在吻的间隙,她抓握着月蕴溪的手,按压在自己的心口,亲密的呢喃从唇齿缠绵里溢出来:“感受到了么?”
那里澎湃地鼓动,像空旷的山谷灌进海风,填满的空隙里,都是咸涩的、属于海浪的悸动。
这个吻开始于温柔的触碰,结束在月蕴溪将她舌根。吸得发麻。
“唔!”鹿呦退开时还能感受到那里隐约的刺痛。
“没忍住。”罪魁祸首很无辜,“软软的,太好吸了,果冻一样。”
鹿呦捂她的嘴,口齿不清地说:“也不用描述这么详细!”
月蕴溪轻笑的气息都喷在她的掌心,与此同时,食指轻轻点在她唇上,忽而探进去。
鹿呦眼睫颤了颤,感受到她的指尖,在她嘴里,像亲吻时的舌尖。
“疼得厉害?”
鹿呦含糊地“嗯”一声。
疼在舌。根,那位置不上不下的,叫人难受。
“也好。”月蕴溪说。
“?”
“下次到这里来,你都会想起来,我们在这里,吻得很激烈。”月蕴溪慢吞吞地收回食指,潮湿的指尖,将话音染出靡靡之感。

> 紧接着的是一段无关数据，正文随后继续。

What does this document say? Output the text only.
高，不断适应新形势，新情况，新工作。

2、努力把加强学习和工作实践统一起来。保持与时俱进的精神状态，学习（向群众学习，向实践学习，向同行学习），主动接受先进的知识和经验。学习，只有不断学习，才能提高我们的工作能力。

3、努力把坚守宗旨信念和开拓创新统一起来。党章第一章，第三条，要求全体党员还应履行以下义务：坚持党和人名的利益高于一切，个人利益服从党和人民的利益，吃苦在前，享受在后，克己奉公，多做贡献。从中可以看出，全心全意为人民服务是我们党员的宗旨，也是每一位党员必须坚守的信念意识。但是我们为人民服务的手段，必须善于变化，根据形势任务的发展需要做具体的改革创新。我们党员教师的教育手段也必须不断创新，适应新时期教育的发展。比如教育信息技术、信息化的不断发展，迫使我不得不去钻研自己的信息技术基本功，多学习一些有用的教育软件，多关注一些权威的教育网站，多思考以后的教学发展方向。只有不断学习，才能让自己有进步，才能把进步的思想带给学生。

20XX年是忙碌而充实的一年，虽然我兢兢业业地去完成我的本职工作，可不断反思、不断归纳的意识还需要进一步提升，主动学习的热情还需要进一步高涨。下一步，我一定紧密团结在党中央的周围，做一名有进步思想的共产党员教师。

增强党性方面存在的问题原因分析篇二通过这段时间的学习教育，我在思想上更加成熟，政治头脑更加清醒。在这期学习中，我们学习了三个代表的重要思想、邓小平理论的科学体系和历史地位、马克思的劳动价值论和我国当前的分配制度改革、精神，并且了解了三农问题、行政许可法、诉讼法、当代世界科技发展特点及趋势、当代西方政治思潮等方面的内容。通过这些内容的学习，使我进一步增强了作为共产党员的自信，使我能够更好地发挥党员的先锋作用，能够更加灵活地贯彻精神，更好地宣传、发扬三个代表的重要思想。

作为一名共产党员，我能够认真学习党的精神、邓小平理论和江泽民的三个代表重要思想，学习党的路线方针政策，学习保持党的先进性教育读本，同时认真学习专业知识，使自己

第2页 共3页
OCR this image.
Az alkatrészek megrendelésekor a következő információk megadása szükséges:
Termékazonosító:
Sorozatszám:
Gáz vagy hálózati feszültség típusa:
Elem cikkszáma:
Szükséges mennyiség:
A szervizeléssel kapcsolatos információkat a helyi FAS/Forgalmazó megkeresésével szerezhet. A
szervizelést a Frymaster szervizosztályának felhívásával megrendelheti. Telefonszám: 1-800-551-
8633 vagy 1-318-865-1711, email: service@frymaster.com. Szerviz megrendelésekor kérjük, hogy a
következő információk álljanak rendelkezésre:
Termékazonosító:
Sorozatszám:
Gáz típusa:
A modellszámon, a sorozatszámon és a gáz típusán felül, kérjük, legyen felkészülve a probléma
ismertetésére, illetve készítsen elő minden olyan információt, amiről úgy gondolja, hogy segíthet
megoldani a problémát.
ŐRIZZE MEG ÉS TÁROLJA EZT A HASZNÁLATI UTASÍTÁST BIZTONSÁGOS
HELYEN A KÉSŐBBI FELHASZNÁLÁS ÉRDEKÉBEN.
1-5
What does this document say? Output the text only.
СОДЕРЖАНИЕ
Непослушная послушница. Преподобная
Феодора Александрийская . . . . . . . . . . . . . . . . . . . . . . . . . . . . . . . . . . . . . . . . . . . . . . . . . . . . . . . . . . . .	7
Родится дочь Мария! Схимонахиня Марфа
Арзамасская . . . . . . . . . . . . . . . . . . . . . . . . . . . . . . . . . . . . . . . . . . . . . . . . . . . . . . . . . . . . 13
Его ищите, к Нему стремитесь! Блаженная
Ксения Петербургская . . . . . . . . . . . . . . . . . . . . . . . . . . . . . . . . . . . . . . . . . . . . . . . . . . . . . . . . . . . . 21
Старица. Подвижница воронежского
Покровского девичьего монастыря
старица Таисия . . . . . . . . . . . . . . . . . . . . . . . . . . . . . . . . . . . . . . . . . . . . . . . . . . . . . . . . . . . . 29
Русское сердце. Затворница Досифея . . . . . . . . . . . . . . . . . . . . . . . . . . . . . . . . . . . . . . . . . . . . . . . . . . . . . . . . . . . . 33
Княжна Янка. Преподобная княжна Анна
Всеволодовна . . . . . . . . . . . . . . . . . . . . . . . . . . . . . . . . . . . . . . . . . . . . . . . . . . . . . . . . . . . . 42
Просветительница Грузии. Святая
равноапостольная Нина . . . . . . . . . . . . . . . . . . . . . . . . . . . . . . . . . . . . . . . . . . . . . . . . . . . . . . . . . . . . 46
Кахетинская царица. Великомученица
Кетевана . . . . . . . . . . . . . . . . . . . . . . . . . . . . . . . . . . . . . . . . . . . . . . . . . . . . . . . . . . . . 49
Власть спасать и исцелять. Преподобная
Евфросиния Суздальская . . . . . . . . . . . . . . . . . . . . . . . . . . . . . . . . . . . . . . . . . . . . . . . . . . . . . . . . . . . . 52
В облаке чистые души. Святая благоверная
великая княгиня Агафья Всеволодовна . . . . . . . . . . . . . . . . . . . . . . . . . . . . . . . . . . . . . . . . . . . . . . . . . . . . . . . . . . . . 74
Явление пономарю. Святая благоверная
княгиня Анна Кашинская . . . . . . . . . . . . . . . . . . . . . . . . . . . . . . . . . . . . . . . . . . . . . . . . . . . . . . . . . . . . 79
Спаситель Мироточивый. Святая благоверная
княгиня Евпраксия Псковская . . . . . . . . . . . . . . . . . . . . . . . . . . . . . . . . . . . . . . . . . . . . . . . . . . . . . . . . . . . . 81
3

鹿呦真想将大胖橘的表情包提上来:你还有多少惊喜是朕不知道的。
“皎皎。”鹿呦在月蕴溪抬眸望过来时说,“原来是个白切黑的黑月亮。”
“那你喜欢么?”月蕴溪问。
鹿呦想都不想:“喜欢。”
“多黑,都喜欢么?”
“多黑?”
月蕴溪笑了笑,很自然地换了话题:“好腻歪啊我们,这样是不是不太好?”
“在别人家的卫生间这么腻歪,可能是不太好。”鹿呦心想,幸好一直没人过来。
奶奶要是看到,不知道后果会是什么样的。
钟疏云要是看到,还不知道会往哪方面想。
下巴痒痒的,月蕴溪在挠她,鹿呦又忍不住想,这人真是气定神闲,一点都不担心。
仿佛笃定了不会有人过来。
月蕴溪很喜欢摸她,有时是鬓角,有时是脸颊,有时是下巴,像在rua某种小动物。
“买下来,就不是在别人家的卫生间里了。”
说这话时,月蕴溪在揉她的耳垂。
像要把她耳根子都揉软。
“钟老师给你多少,让你这么帮她推销,美人计都用上了。”
月蕴溪低笑:“我觉得你不会想知道。”
“真给啦?”惊讶过后是浓厚的好奇,鹿呦问,“给了什么?”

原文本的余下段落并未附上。